We stayed in Leipzig and took the Deutsche Bahn (the train) to Dresden early the next morning.
Get it? 😉
The Dresden train station was absolutely gorgeous all decked out in its Christmas glitz and glam.
We crossed the street and stumbled upon one of many Christmas markets in Dresden. We got ourselves a piping hot mug of glühwein and meandered through the stands of sweets, trinkets, and all things Christmas.
The Dresdener Striezelmarkt is the most famous of all the markets in Dresden. It’s Germany’s oldest market- all the way back to 1434, making it Germany’s unofficial capital of Christmas.
Every vendor stand was uniquely decorated with its own gorgeous Christmas flair. This romantic and festive market is the most traditional one we’ve been to yet. Many of the Christmas markets in Germany are still being supplied from this region and there was a “little something” for everyone here: Christmas pyramids, smoking figures and candleholders, textiles, pottery, gingerbread, lace, Advent stars, blown glass tree ornaments, you name it, it was here.
A carousel ride for the birthday boy was absolutely in order. He was more fascinated with the ride itself than the world spinning around him.
The glühwein was offered in various flavors, which was something we’d never seen before. I may have tried a few of them…or all of them…and the cherry was my favorite. Well, actually no, first place goes to the wine served out of the big copper pot mixed with rum.

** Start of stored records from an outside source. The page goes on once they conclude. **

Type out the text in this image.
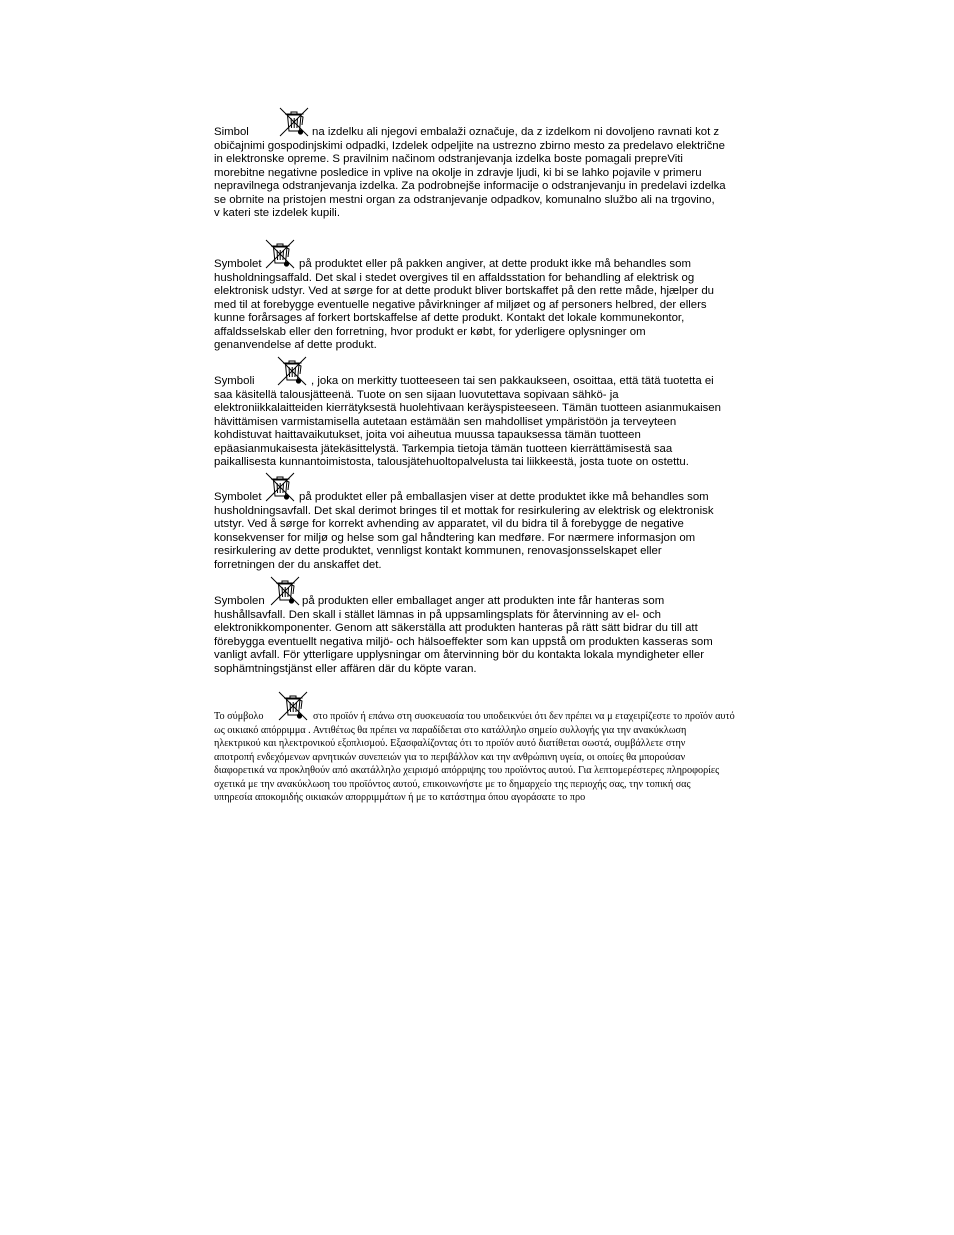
Simbol	na izdelku ali njegovi embalaži označuje, da z izdelkom ni dovoljeno ravnati kot z
običajnimi gospodinjskimi odpadki, Izdelek odpeljite na ustrezno zbirno mesto za predelavo električne
in elektronske opreme. S pravilnim načinom odstranjevanja izdelka boste pomagali prepreViti
morebitne negativne posledice in vplive na okolje in zdravje ljudi, ki bi se lahko pojavile v primeru
nepravilnega odstranjevanja izdelka. Za podrobnejše informacije o odstranjevanju in predelavi izdelka
se obrnite na pristojen mestni organ za odstranjevanje odpadkov, komunalno službo ali na trgovino,
v kateri ste izdelek kupili.
Symbolet	på produktet eller på pakken angiver, at dette produkt ikke må behandles som
husholdningsaffald. Det skal i stedet overgives til en affaldsstation for behandling af elektrisk og
elektronisk udstyr. Ved at sørge for at dette produkt bliver bortskaffet på den rette måde, hjælper du
med til at forebygge eventuelle negative påvirkninger af miljøet og af personers helbred, der ellers
kunne forårsages af forkert bortskaffelse af dette produkt. Kontakt det lokale kommunekontor,
affaldsselskab eller den forretning, hvor produkt er købt, for yderligere oplysninger om
genanvendelse af dette produkt.
Symboli	, joka on merkitty tuotteeseen tai sen pakkaukseen, osoittaa, että tätä tuotetta ei
saa käsitellä talousjätteenä. Tuote on sen sijaan luovutettava sopivaan sähkö- ja
elektroniikkalaitteiden kierrätyksestä huolehtivaan keräyspisteeseen. Tämän tuotteen asianmukaisen
hävittämisen varmistamisella autetaan estämään sen mahdolliset ympäristöön ja terveyteen
kohdistuvat haittavaikutukset, joita voi aiheutua muussa tapauksessa tämän tuotteen
epäasianmukaisesta jätekäsittelystä. Tarkempia tietoja tämän tuotteen kierrättämisestä saa
paikallisesta kunnantoimistosta, talousjätehuoltopalvelusta tai liikkeestä, josta tuote on ostettu.
Symbolet	på produktet eller på emballasjen viser at dette produktet ikke må behandles som
husholdningsavfall. Det skal derimot bringes til et mottak for resirkulering av elektrisk og elektronisk
utstyr. Ved å sørge for korrekt avhending av apparatet, vil du bidra til å forebygge de negative
konsekvenser for miljø og helse som gal håndtering kan medføre. For nærmere informasjon om
resirkulering av dette produktet, vennligst kontakt kommunen, renovasjonsselskapet eller
forretningen der du anskaffet det.
Symbolen	på produkten eller emballaget anger att produkten inte får hanteras som
hushållsavfall. Den skall i stället lämnas in på uppsamlingsplats för återvinning av el- och
elektronikkomponenter. Genom att säkerställa att produkten hanteras på rätt sätt bidrar du till att
förebygga eventuellt negativa miljö- och hälsoeffekter som kan uppstå om produkten kasseras som
vanligt avfall. För ytterligare upplysningar om återvinning bör du kontakta lokala myndigheter eller
sophämtningstjänst eller affären där du köpte varan.
Το σύμβολο	στο προϊόν ή επάνω στη συσκευασία του υποδεικνύει ότι δεν πρέπει να μ εταχειρίζεστε το προϊόν αυτό
ως οικιακό απόρριμμα . Αντιθέτως θα πρέπει να παραδίδεται στο κατάλληλο σημείο συλλογής για την ανακύκλωση
ηλεκτρικού και ηλεκτρονικού εξοπλισμού. Εξασφαλίζοντας ότι το προϊόν αυτό διατίθεται σωστά, συμβάλλετε στην
αποτροπή ενδεχόμενων αρνητικών συνεπειών για το περιβάλλον και την ανθρώπινη υγεία, οι οποίες θα μπορούσαν
διαφορετικά να προκληθούν από ακατάλληλο χειρισμό απόρριψης του προϊόντος αυτού. Για λεπτομερέστερες πληροφορίες
σχετικά με την ανακύκλωση του προϊόντος αυτού, επικοινωνήστε με το δημαρχείο της περιοχής σας, την τοπική σας
υπηρεσία αποκομιδής οικιακών απορριμμάτων ή με το κατάστημα όπου αγοράσατε το προ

That’s the beauty of taking the train, right? Drink up! 🙂
Dresden was not at all what we expected. Like most Americans touring Germany, we’d never really considered visiting the intriguing fun city aside from seeing the Christmas market. We were shocked to see the fancy Baroque architecture mixed into the cityscape once we escaped the market square.
If you’re unfamiliar with Dresden, it’s located way over on the east side of Germany, near the Czech border. The city was an unfortunate victim of the war, American and British pilots firebombed the city in 1945 leaving more than 25,000 people dead and 75% of the historical center destroyed. We found many circa-1946 photos displayed. Still, we were in awe at how the city has since returned to its once stunning glory so well. It’s very evident that once the wall fell, Dresden wasted no time getting back on its feet, virtually rebuilding from scratch.
The tiles, originally from 1907, survived the bombing. Why? Well, when they were created, they were fired three times at 2,400 degrees Fahrenheit…and then fired again during the 1945 firestorm but only at 1,800 degrees. Pretty neat, ja?
I randomly glanced at my watch only to see that it was 2:20 pm. And it was December 3rd. It was officially Owen’s birthday, so we took a picture to commemorate keeping him happy and healthy for a whole year.
Birthdays take on a whole different meaning once you’ve birthed a human…you go, mamas!
Alright, back to our Dresden tour…the Frauenkirche (Church of Our Lady) is this massive round building fit together like a jigzaw puzzle. It was destroyed in the war and reconstructed in 1992.
See the dark bricks? Each one was carefully placed in their original spot in the reconstruction. Behind the church, believe it or not, was another Christmas market. We passed through it to get to the Elbe river to see what we could see (not much).